The Sackler School recognizes and honors graduate student achievements in the following areas: exceptional scholarship; outstanding academic and research performance; superior research poster presentations; outstanding teaching quality, excellence in the PhD thesis, and distinction in translational research publications. The Sackler School Awards Committee invites our students to apply for the following awards and gives each applicant full consideration.

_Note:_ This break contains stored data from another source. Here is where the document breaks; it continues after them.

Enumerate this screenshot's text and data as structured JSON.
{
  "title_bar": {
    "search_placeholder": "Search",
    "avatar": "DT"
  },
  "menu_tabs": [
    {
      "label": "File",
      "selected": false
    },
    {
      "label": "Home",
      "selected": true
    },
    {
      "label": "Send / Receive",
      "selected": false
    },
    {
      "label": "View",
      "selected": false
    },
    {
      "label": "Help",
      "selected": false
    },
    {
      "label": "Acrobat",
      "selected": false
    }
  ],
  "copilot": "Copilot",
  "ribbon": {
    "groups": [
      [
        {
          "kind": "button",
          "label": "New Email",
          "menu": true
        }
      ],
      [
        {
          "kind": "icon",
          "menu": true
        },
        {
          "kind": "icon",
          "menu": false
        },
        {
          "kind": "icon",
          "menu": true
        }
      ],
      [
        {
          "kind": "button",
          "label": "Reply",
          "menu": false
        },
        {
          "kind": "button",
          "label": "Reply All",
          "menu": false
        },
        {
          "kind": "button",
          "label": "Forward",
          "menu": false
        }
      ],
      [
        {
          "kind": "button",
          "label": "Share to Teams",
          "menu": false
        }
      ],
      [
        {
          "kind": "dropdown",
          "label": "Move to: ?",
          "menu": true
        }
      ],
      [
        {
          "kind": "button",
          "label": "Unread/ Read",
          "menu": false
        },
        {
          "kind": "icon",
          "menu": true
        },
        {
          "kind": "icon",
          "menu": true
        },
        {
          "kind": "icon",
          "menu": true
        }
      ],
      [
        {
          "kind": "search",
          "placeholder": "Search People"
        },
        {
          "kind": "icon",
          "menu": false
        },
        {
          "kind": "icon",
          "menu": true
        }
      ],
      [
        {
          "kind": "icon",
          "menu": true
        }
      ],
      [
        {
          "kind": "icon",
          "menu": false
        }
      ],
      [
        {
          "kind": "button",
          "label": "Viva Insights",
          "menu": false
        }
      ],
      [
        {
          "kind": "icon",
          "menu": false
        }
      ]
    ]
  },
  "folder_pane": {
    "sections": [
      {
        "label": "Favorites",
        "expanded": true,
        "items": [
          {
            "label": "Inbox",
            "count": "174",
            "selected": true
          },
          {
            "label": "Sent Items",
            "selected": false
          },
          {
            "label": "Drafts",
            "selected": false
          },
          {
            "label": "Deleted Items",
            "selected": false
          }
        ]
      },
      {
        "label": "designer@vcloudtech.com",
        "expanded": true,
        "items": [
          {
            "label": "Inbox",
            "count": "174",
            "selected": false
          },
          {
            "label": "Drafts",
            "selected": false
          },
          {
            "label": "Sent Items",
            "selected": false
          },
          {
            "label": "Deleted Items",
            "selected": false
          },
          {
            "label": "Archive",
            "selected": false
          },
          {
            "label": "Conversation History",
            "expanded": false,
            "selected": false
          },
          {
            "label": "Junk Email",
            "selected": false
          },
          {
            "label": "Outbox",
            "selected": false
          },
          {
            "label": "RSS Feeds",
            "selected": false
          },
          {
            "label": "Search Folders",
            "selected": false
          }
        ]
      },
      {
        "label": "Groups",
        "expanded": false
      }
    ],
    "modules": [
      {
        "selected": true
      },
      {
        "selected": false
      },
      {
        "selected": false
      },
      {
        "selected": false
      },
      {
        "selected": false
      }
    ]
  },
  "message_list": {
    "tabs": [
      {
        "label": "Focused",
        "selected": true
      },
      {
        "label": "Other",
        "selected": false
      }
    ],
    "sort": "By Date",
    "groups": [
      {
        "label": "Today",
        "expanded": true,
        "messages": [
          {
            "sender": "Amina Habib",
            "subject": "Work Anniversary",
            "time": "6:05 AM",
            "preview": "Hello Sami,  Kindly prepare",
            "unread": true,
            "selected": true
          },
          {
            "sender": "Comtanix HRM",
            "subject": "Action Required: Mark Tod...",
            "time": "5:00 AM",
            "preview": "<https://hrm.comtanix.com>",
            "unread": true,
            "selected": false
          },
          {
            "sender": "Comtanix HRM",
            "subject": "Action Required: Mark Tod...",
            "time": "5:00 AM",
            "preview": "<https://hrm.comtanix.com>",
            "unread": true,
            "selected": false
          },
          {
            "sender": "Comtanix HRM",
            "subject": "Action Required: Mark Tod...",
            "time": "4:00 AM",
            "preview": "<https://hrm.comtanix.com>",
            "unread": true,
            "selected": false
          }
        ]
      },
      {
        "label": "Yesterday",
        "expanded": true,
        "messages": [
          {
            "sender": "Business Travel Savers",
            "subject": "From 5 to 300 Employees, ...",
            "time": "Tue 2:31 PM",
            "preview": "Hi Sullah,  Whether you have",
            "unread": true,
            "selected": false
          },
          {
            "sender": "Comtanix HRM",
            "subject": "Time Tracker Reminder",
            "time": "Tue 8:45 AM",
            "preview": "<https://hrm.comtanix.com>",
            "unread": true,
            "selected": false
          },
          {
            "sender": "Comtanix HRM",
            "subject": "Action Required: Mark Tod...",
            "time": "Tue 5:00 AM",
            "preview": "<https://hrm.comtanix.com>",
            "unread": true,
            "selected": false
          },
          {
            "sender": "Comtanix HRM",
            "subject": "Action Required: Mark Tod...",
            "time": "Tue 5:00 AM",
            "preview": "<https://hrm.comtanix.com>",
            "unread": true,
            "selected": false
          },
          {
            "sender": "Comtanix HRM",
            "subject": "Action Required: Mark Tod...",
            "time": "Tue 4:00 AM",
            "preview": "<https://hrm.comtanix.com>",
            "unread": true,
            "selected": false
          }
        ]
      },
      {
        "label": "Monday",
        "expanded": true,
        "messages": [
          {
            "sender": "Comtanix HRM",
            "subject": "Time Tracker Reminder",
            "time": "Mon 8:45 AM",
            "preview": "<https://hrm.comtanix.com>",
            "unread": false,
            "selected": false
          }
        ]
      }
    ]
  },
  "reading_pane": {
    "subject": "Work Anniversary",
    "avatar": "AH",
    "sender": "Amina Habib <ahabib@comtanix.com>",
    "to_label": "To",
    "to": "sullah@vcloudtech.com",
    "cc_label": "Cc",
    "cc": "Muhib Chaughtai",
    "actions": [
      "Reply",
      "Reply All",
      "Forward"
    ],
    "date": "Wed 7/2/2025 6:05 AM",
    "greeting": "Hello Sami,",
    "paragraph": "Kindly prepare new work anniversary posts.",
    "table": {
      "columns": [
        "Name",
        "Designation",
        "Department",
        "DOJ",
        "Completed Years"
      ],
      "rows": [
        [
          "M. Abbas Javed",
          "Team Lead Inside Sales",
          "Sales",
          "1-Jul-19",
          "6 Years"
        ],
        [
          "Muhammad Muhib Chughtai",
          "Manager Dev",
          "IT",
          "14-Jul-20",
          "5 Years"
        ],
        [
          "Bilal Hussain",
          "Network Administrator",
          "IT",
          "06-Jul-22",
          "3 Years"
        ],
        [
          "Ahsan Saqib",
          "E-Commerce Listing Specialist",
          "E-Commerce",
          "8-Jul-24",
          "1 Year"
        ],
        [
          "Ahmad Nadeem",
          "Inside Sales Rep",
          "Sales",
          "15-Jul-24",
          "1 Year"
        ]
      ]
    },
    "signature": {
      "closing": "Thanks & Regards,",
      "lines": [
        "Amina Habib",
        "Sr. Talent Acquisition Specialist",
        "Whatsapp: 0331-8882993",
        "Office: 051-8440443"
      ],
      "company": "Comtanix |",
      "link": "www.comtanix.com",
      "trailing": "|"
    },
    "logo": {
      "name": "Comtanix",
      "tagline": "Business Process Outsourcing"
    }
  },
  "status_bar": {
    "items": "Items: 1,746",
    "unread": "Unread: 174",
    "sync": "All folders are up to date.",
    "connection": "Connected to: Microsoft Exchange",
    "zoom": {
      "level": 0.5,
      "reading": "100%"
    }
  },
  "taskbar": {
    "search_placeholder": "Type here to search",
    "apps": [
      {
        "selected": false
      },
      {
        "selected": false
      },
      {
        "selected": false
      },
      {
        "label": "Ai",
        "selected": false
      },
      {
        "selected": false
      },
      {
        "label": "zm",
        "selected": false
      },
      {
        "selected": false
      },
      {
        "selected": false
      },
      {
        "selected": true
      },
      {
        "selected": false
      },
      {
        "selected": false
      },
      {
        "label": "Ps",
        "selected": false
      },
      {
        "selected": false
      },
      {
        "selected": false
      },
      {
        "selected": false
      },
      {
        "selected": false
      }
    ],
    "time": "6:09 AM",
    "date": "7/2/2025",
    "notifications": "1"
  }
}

Please consult the appropriate page for a full description of the application process for each award.
Sackler School Student Awards
Tufts Provost Fellow Award
The Tufts Provost Fellows Award is presented annually to recognize high academic achievement in the incoming doctoral student class.
Sackler Dean's Fellow Award
The Sackler School Dean's Fellows Award is presented annually to recognize high achievement in scholarship and research at Sackler.
Sackler Families Collaborative Cancer Biology Award
This award supports a Sackler PhD student - faculty member team conducting cancer research and is designed to accelerate progress toward improved diagnosis, prevention or treatment of cancer.
Sackler Student Enrichment Fund
The Sackler Student Enrichment Fund is available to students in the spring and fall semesters and recognizes the importance of attending scientific meetings, additional courses, career and networking seminars, and research/technical skills workshops in PhD education.
Earle P. Charlton Poster Competition
The Charlton Poster Competition is held annually in conjunction with the Charlton Lecture to recognize outstanding research work presented in poster format.
Norman and Susan Krinsky Excellence in Teaching Award
The Krinsky Award is presented annually to recognize commitment to and excellence in teaching.
Louis Lasagna Graduate Student Award in Translational Research
The Lasagna Award is presented annually to recognize excellence in a translational research publication.
Sackler School Dean's Award
The Dean's Award is presented annually to recognize excellence in thesis research by a graduating PhD candidate.